Kiewer Stadtrat geißelt U-Bahn-Preisexplosion: bis zu 46.000 Griwna Mehrkosten pro Jahr drohen.
Scharfe Kritik an drastischer Tariferhöhung in der Metro
Nach Angaben von Novyny.live: Leonid Jemez, Abgeordneter im Kiewer Stadtrat, hat die geplante Vervierfachung der Fahrpreise in der U-Bahn scharf verurteilt. Er spricht von einem „unverantwortlichen Umgang mit den Bürgern“. Die Nutzer der Metro seien oft keine Wohlhabenden, sondern Lehrer, medizinisches Personal und andere Berufstätige, die täglich auf die U-Bahn angewiesen seien und sich kein Auto leisten könnten. Jemez warnt vor gravierenden finanziellen Folgen für diese Bevölkerungsgruppen.

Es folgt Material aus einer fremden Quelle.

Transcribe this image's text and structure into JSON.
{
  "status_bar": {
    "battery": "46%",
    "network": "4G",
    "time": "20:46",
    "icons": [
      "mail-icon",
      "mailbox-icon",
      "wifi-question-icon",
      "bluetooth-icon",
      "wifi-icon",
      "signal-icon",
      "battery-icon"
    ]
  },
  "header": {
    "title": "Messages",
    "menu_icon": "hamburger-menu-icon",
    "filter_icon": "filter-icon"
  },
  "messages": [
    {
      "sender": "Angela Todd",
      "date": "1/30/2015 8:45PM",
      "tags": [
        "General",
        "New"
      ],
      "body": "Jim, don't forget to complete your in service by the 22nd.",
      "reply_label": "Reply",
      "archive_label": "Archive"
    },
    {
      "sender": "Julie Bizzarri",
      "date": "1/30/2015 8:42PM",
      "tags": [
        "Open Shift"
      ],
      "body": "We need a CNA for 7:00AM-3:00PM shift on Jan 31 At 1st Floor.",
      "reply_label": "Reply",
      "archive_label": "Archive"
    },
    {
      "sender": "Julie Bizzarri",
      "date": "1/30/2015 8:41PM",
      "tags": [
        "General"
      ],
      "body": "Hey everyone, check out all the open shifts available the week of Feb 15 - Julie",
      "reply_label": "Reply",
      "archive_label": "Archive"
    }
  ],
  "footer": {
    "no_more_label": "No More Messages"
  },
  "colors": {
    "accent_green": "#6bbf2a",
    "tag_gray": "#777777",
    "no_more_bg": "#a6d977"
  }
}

Hintergrund: Kredite, Rüstung und soziale Schieflage
Erst am 18. Juni hatte der Stadtrat einen Kredit über 150 Millionen Euro für den Kauf von 50 neuen U-Bahn-Waggons bewilligt, um die veraltete Infrastruktur zu modernisieren. Gleichzeitig stellten die Abgeordneten zwei Milliarden Griwna für das Programm „Beschützer von Kiew“ bereit, das der Sicherheit und Verteidigung der Stadt dient. In diesem Jahr flossen bereits drei Milliarden Griwna aus dem Stadtsäckel zur Unterstützung von Kampfeinheiten. Vor diesem Hintergrund, so Jemez, drohe eine unsoziale Schieflage: Die Kosten für den öffentlichen Nahverkehr könnten auf jährlich 23.000 bis 46.000 Griwna pro Person steigen – eine enorme Belastung für die Haushalte vieler Kiewer.
Der Politiker appelliert an die Stadtverwaltung, die sozialen Folgen eines solchen Tarifsprungs nicht zu ignorieren. Die Debatte verdeutliche den grundlegenden Konflikt zwischen notwendigen Infrastrukturinvestitionen, Ausgaben für die Verteidigung und der finanziellen Zumutbarkeit für die Bevölkerung. In Zeiten wirtschaftlicher Unsicherheit sei ein ausgewogener Ansatz, der die Bedürfnisse der Menschen in den Mittelpunkt stellt, dringender denn je.